Do I need my facemask? Faces, from an anthropological point of view are vital, we need to see them to confirm humanity, look at the fuss certain religious coverings have attracted. I wear my facemask, as it covers my nose and face, keeping my nose warm and reducing pasty glare against a leafy background, but I am constantly aware that in the event of a human encounter, I will whip it off to reveal a hopefully reassuring grin to the 'witness' of my activities.

My personal technique from here is to watch myself from a distance, how am I moving? Am I skylined or against the wrong background? Do I make sense amongst my surroundings? If not, I try to adjust myself as far as possible. Movement and noise are the greatest giveaways, as is scent, but apart from my normal routine of hygiene, that's the best I can do.

But the game is afoot, a quarry presents, is ranged, and I'm onto my sticks, and like a keen apiarist, it's time for some B's.

‘B’ for bullet - What will it do? Metaphorically, will the peanut hit the grapefruit in the barrel? It will? Good.

‘B’ for backstop - Will the bullet be captured? Ricochet? Slam harmlessly into the earth or connect with some unfortunate clergyman on a bicycle? All good still?

‘B’ for bystanders - At this stage of play I sweep my gaze from side to side, witnesses at 11 o'clock? Wait and observe, safety still on.

‘B’ for breathing - We all get excited, but relax, chances are the quarry is unaware of you, remain calm and oxygenate yourself.

‘B’ for Bang! - There it goes, dropped on the spot, eyes on target, reload, safety on.

Perhaps things haven't gone well? Oh dear, where has our target fled to? Fixing bayonet isn't an option, perhaps another firing position is required. The 'coup de grace' may be required, perhaps at this stage it's more of a mercy killing, so speed is the key, should an unseen observer see you dithering around in front of a squealing, wounded animal it wouldn't look good. Do as you would be done by, and finish matters humanely, or should I better say, ethically.
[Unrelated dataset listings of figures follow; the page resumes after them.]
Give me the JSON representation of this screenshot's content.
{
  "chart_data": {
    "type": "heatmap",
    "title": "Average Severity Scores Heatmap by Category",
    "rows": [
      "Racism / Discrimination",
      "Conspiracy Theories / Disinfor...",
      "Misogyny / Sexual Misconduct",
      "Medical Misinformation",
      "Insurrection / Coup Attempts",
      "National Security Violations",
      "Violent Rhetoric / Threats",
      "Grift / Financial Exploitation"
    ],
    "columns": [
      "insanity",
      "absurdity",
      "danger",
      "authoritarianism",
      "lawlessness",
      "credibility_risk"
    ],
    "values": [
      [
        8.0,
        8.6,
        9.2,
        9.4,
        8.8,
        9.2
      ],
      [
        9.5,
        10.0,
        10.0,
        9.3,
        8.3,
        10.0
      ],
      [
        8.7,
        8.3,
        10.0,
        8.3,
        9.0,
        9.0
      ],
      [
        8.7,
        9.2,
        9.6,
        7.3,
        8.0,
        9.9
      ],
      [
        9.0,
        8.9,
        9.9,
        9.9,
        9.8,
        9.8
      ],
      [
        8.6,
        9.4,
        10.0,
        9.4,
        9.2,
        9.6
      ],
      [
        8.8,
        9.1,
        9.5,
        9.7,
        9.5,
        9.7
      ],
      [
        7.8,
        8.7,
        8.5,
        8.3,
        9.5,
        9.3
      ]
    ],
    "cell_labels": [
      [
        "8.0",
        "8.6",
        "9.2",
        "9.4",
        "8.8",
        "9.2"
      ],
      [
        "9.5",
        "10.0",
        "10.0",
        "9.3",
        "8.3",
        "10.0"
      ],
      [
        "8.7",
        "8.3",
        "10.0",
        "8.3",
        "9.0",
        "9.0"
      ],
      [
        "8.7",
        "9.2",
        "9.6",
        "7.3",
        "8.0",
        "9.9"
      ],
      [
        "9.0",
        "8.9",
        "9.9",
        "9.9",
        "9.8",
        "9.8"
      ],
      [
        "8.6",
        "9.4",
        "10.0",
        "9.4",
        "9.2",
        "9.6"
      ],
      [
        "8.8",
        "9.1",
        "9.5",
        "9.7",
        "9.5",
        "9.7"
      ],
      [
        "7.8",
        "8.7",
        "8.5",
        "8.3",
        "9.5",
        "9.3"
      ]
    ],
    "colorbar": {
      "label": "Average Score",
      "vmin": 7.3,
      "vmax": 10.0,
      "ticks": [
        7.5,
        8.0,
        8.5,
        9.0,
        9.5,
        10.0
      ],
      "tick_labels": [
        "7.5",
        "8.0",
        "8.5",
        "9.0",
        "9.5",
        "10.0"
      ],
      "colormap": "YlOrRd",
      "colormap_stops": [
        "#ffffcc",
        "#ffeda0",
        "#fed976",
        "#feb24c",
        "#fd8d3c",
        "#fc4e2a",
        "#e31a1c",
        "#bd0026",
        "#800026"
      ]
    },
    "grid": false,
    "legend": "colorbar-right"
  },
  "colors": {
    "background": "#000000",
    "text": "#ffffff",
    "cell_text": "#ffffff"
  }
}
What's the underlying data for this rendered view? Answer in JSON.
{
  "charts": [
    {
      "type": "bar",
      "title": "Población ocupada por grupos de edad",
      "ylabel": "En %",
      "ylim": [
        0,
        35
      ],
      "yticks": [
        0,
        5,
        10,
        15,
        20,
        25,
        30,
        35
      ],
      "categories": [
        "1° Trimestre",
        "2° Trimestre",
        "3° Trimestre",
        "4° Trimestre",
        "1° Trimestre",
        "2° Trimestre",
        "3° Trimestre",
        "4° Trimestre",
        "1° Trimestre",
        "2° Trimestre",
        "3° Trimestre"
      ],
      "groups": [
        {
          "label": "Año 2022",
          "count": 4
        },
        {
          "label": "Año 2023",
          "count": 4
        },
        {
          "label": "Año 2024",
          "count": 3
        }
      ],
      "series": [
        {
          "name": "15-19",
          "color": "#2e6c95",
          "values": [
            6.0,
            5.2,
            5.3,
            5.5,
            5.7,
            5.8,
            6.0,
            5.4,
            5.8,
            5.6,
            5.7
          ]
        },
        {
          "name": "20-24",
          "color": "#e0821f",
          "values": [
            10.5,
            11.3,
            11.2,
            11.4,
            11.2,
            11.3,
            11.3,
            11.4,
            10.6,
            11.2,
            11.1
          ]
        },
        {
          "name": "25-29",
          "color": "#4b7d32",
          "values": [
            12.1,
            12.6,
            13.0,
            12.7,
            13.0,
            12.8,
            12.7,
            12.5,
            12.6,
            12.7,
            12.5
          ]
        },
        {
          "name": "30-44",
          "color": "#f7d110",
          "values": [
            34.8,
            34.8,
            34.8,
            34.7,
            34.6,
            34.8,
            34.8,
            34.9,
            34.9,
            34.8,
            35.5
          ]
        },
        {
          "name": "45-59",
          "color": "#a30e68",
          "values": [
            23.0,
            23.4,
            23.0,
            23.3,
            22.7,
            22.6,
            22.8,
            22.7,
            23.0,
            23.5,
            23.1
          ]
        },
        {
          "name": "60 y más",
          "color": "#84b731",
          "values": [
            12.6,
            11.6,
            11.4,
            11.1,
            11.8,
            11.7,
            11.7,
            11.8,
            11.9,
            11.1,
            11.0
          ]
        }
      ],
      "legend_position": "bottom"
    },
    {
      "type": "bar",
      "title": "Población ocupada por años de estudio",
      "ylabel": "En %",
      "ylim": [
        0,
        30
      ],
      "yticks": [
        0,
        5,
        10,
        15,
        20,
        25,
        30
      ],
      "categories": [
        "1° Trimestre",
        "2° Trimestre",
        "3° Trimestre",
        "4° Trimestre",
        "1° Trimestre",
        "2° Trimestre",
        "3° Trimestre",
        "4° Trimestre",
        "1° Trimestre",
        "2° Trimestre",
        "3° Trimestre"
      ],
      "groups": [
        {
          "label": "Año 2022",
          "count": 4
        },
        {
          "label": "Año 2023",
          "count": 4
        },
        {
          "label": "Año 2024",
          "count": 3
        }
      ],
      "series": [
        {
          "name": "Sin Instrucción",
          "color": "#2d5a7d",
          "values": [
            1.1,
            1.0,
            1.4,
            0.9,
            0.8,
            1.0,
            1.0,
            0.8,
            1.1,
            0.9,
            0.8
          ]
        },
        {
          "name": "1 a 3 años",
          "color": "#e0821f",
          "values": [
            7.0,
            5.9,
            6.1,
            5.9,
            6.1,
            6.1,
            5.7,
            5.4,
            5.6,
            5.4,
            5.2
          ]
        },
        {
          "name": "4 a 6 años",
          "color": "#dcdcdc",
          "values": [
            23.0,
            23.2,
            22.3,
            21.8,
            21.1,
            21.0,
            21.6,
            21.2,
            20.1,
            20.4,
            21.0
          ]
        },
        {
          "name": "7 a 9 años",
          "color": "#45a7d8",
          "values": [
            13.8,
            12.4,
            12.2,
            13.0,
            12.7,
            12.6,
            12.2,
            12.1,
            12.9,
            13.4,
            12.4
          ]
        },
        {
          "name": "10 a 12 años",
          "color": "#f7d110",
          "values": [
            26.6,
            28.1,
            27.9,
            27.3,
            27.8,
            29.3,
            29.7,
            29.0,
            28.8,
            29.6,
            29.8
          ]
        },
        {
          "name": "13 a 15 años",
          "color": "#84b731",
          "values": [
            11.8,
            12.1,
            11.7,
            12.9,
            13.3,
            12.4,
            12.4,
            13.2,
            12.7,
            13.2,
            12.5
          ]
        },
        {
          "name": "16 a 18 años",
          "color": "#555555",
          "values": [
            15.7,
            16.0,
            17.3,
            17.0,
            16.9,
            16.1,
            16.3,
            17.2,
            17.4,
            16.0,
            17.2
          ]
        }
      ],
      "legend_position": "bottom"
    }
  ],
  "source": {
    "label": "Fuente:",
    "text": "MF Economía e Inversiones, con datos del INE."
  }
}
Anyway, it’s all over and the quarry is no more, a moment's pause in respectful silence, elsewhere they toast the fallen and blow horns, each to their own. In other places, the first deer taken is marked with spilt blood on the initiate facially. Whereas I quite like traditions, I reckon we can happily let that one fade into obscurity. What would it look like to the uninitiated? A grisly ritual? murder? Human sacrifice? The mind boggles . . .

I prefer to do my ‘gralloching’ out of the way and with a bit of privacy, on one occasion on a huge, lonely estate, I was surprised by the arrival of a dog, who, having picked up a detached buck scrotum in its mouth, ran back to its young owner and her mother pushing the pushchair. Explanations followed, but as country folk themselves, I think I got off lightly. . .

So now it's off to the butcher, having left the scene free of traces of gore and viscera and any leftover celebratory fag ends or empty hip flasks.

At the butchers, tagged correctly, the carcass is taken to the chiller, those who prefer to DIY at home might like to close the garage door during the proceedings, and any anonymous black bin liners taken to the bin won't cause curtains to twitch, surely?

I got my neighbours on side with the well-established ruse of a few free steaks, for most sceptic’s any doubt about the propriety of the whole process dissolves in free meat, and further, lengthy explanations of Hoffman pyramids, population control, and lofty discussions of management theory won't be needed.

The final stage is of course, education and awareness, personally I try and get the youth of today on my side with a few bits of jerky and the offer of some air rifle plinking, to sow the seeds and hand it on, otherwise the whole sport will fizzle out and nature will take over and the health of the both populations, deer and man, will suffer.